None of this makes the system slower or less capable. It makes it understandable, and you cannot operate what you cannot measure.

The real unit of scale

The request stays useful at the boundary — you need it for auth, rate limits, logs, tracing, and user flows. It just cannot tell you how much prompt the model processed, how long it generated, how much KV cache it needed, or whether the work was a short chat or a long agent loop.

Tokens get you closer to the truth.

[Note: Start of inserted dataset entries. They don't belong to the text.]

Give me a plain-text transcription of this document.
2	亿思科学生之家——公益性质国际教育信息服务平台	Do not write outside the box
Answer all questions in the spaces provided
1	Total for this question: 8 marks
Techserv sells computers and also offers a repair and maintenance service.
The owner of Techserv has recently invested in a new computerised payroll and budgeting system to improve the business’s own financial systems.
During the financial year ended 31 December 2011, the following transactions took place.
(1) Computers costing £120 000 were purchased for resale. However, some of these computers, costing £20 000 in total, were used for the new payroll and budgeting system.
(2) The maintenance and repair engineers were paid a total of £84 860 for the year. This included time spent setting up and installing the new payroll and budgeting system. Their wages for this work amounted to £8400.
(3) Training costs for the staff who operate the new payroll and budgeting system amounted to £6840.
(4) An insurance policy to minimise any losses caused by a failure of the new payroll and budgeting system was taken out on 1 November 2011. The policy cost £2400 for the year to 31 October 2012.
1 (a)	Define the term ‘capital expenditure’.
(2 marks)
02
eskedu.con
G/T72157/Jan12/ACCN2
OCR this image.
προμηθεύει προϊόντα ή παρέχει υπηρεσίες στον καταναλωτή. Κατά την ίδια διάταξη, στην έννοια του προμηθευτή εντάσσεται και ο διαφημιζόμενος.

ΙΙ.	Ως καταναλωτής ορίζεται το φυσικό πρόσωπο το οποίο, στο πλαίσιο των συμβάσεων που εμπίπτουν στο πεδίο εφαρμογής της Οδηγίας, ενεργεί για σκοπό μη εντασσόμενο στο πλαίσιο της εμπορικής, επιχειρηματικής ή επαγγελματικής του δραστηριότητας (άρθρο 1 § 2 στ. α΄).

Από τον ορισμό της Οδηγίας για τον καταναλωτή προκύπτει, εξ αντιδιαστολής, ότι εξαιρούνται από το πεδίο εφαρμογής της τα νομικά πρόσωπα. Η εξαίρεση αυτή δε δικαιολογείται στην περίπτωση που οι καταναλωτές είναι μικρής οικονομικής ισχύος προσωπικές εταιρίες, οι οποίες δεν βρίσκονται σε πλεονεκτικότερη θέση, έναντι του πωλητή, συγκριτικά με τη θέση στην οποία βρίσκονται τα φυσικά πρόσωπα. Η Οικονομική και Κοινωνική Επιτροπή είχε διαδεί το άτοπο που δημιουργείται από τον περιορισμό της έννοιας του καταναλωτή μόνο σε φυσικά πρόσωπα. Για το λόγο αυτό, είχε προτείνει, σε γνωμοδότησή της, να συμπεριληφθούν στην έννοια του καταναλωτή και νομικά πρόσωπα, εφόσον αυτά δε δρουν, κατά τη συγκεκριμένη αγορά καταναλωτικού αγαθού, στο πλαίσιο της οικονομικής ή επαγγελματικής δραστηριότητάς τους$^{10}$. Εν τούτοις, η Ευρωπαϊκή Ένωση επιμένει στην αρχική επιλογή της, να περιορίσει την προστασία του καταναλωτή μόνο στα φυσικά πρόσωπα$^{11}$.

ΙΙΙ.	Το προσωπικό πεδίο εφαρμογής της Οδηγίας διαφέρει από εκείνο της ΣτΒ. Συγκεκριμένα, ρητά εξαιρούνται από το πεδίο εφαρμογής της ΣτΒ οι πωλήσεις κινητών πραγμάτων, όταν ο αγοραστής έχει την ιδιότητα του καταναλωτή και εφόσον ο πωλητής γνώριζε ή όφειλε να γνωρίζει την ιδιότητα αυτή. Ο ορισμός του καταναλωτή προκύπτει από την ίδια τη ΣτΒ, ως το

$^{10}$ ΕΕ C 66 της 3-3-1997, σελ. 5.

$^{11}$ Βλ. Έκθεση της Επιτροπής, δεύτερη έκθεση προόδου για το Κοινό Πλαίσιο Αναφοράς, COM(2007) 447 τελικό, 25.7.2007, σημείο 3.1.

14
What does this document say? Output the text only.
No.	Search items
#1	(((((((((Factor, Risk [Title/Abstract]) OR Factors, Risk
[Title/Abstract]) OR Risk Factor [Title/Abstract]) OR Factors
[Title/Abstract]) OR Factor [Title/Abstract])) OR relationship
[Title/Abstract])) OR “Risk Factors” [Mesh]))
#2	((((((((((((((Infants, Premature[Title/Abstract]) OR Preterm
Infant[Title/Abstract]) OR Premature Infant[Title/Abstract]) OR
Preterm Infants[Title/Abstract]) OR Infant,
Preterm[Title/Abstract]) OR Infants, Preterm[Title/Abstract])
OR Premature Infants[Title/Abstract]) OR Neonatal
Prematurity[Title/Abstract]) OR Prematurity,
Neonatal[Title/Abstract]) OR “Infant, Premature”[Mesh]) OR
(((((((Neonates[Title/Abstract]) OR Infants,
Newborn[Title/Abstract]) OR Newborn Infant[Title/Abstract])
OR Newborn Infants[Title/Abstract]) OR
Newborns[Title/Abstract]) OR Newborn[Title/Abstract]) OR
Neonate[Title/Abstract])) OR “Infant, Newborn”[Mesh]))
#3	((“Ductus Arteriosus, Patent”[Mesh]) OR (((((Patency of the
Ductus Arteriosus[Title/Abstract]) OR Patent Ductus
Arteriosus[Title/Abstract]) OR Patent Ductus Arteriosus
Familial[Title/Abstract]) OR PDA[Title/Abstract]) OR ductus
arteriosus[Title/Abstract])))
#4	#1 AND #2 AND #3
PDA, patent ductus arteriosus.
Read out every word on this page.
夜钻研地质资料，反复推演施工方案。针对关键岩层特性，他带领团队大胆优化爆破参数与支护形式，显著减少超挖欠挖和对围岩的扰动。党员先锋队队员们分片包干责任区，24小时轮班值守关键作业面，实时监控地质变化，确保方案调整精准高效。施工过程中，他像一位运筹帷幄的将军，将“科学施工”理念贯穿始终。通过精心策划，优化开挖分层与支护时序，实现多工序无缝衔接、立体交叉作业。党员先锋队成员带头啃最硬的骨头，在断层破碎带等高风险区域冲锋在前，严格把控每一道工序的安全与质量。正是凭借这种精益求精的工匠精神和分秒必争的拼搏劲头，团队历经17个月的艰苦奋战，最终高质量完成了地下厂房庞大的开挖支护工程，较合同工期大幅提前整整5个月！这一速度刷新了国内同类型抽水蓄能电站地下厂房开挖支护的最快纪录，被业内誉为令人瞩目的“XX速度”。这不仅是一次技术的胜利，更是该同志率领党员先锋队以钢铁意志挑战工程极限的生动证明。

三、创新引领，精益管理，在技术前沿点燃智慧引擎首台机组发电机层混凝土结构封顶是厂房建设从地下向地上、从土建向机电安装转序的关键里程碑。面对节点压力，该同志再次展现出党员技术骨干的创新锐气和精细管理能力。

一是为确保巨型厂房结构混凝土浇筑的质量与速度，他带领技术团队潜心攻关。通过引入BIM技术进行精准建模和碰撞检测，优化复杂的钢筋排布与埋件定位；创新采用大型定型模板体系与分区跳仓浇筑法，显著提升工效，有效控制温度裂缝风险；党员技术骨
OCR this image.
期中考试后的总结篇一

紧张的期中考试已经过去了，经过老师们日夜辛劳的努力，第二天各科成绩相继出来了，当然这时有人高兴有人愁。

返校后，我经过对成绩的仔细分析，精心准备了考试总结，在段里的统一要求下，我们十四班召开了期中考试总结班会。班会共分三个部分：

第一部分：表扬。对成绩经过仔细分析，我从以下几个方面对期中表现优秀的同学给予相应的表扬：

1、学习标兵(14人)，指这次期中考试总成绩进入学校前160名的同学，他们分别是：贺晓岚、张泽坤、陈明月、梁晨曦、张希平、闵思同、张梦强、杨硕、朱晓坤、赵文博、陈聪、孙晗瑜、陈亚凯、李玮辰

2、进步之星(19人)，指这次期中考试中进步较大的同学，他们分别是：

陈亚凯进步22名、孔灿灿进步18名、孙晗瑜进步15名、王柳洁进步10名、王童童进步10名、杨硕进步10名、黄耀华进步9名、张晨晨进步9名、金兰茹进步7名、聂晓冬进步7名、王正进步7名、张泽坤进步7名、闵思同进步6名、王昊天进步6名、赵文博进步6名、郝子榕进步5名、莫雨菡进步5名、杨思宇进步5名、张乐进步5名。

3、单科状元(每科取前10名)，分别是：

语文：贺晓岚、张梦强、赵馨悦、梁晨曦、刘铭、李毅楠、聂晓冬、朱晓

Input tokens explain the work before the first response appears. Output tokens explain how long the model keeps going. Distributions explain why averages lie. Sources explain which product change moved the workload. Token-aware metrics explain why your cluster looks healthy while users still feel latency.

You are not really scaling requests. You are scaling token work across expensive, memory-constrained, latency-sensitive GPUs. Once you see the platform that way, the rest of it — the router, the autoscaler, the cost model — starts to make sense.